Да, наконец-то у него есть лошадь.
Вот уже несколько лет он по копейкам собирал деньги, чтоб купить её и, в конце концов, набрал 20 рублей. У него есть лошадь, и, Боже мой, сколько сидит грехов в этой лошади!
Эта мысль пришла в голову Епифорки случайно и внезапно, но, придя туда, она уже не хотела более выходить оттуда даже и на минутку. И ему стало как-то страшно и неприятно. Он повернулся на другой бок.

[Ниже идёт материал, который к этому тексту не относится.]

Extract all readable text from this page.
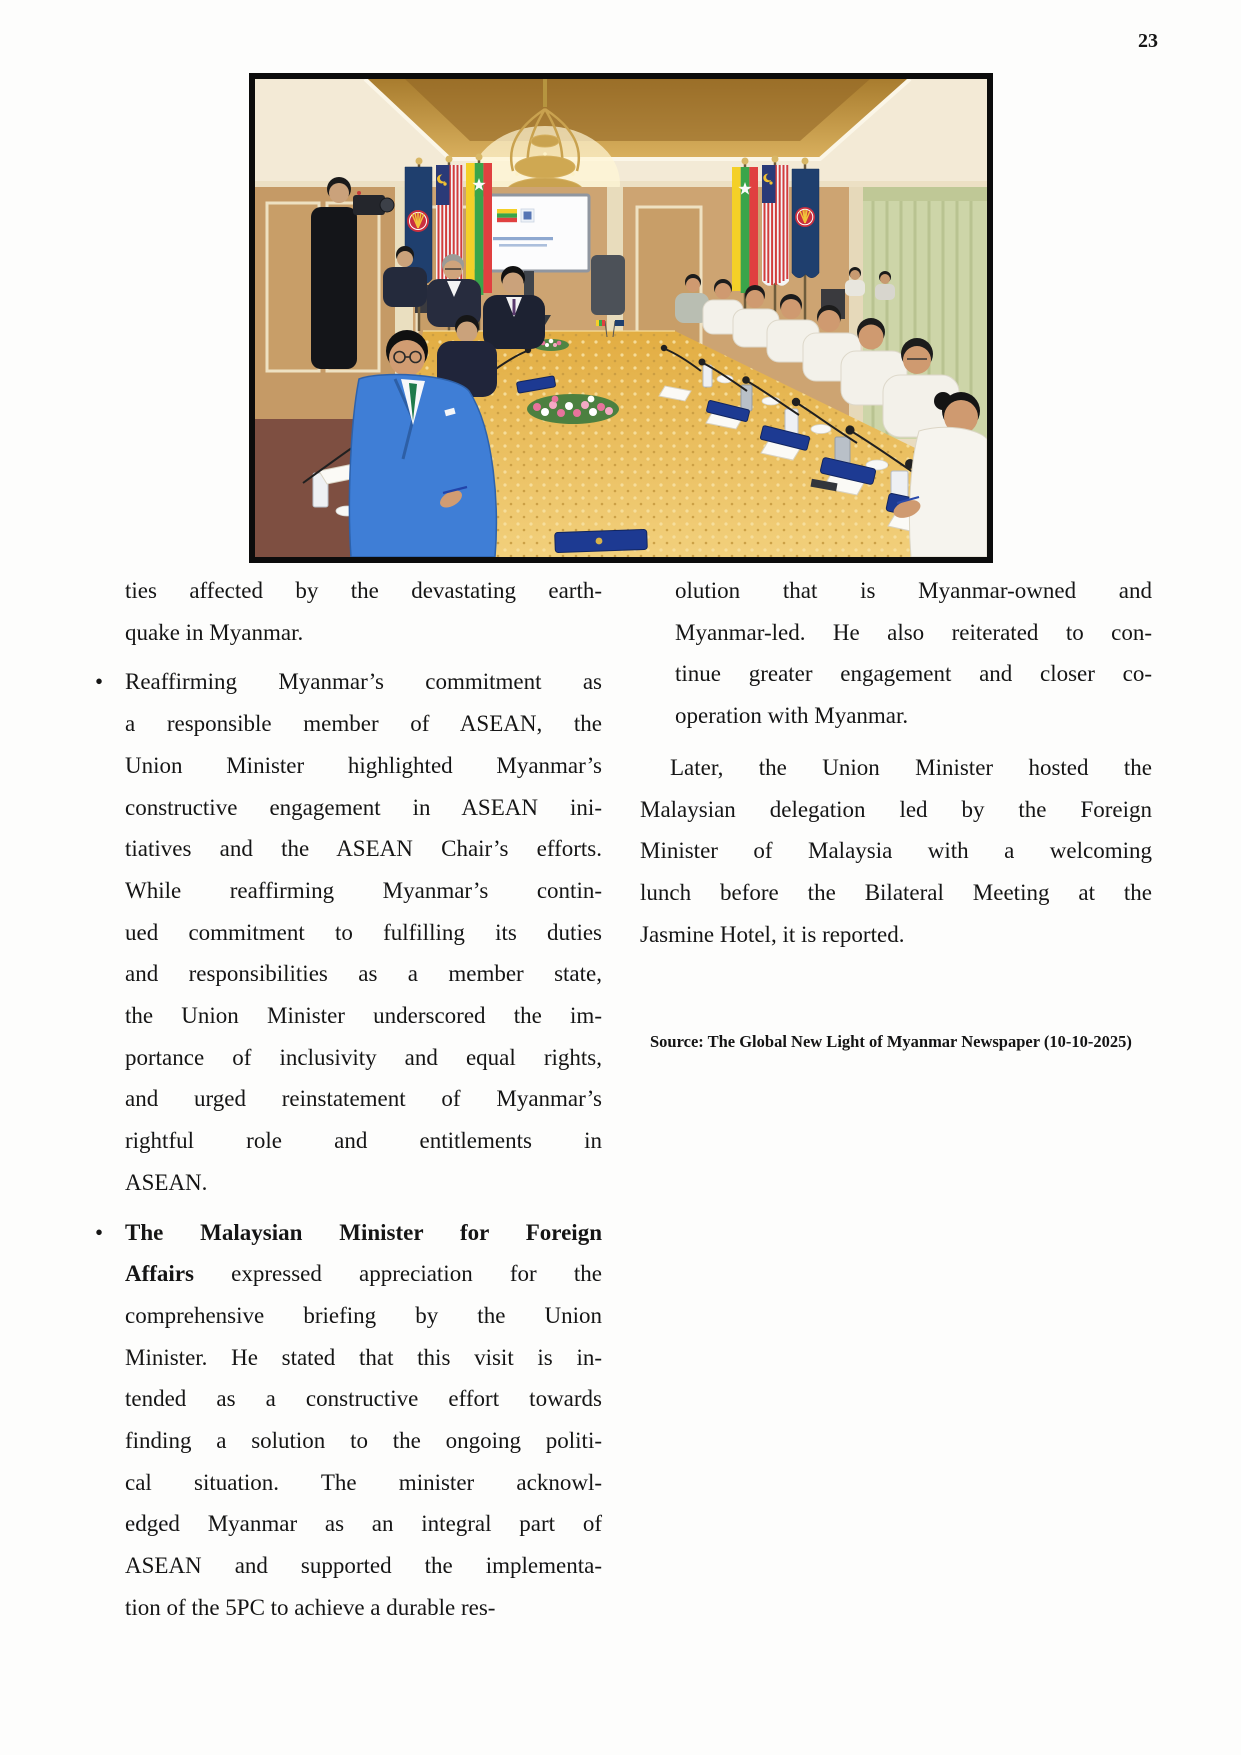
23
ties affected by the devastating earth-
quake in Myanmar.
• Reaffirming Myanmar’s commitment as
a responsible member of ASEAN, the
Union Minister highlighted Myanmar’s
constructive engagement in ASEAN ini-
tiatives and the ASEAN Chair’s efforts.
While reaffirming Myanmar’s contin-
ued commitment to fulfilling its duties
and responsibilities as a member state,
the Union Minister underscored the im-
portance of inclusivity and equal rights,
and urged reinstatement of Myanmar’s
rightful role and entitlements in
ASEAN.
• The Malaysian Minister for Foreign
Affairs expressed appreciation for the
comprehensive briefing by the Union
Minister. He stated that this visit is in-
tended as a constructive effort towards
finding a solution to the ongoing politi-
cal situation. The minister acknowl-
edged Myanmar as an integral part of
ASEAN and supported the implementa-
tion of the 5PC to achieve a durable res-
olution that is Myanmar-owned and
Myanmar-led. He also reiterated to con-
tinue greater engagement and closer co-
operation with Myanmar.
Later, the Union Minister hosted the
Malaysian delegation led by the Foreign
Minister of Malaysia with a welcoming
lunch before the Bilateral Meeting at the
Jasmine Hotel, it is reported.
Source: The Global New Light of Myanmar Newspaper (10-10-2025)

Да! В этой лошади сидит очень много грехов. Во-первых, в ней сидят слеги, уворованные в Илпатьевском лесу. Он, Епифорка, рубил их почти еженощно всю осень, когда весь лес наполняется странным шорохом от мелкого дождика, когда облачный тени ходят по лесным полянам, как вышедшие из могил покойники, а воришка робко прислушивается к стуку своего топора, дрожит и дует на покрасневшие от холода пальцы. Он рубил эти слеги и на себе поштучно перетаскивал их к озеру, в камыш; а потом продавал чуть ли не по три копейки штука. Что делать? Воровское дорого не продашь!
А теперь все эти слеги сидят в его лошади. Епифорке послышалось, что в ворота что-то стукнуло, точно мороз ударил. Его собака Арапка, ходившая и зиму и лето в репьях, тявкнула, как-то странно взвизгнула и замолкла. Но Епифорка не обратил на это обстоятельство ровно никакого внимания и по-прежнему лежал на печке, углублённый в свои думы.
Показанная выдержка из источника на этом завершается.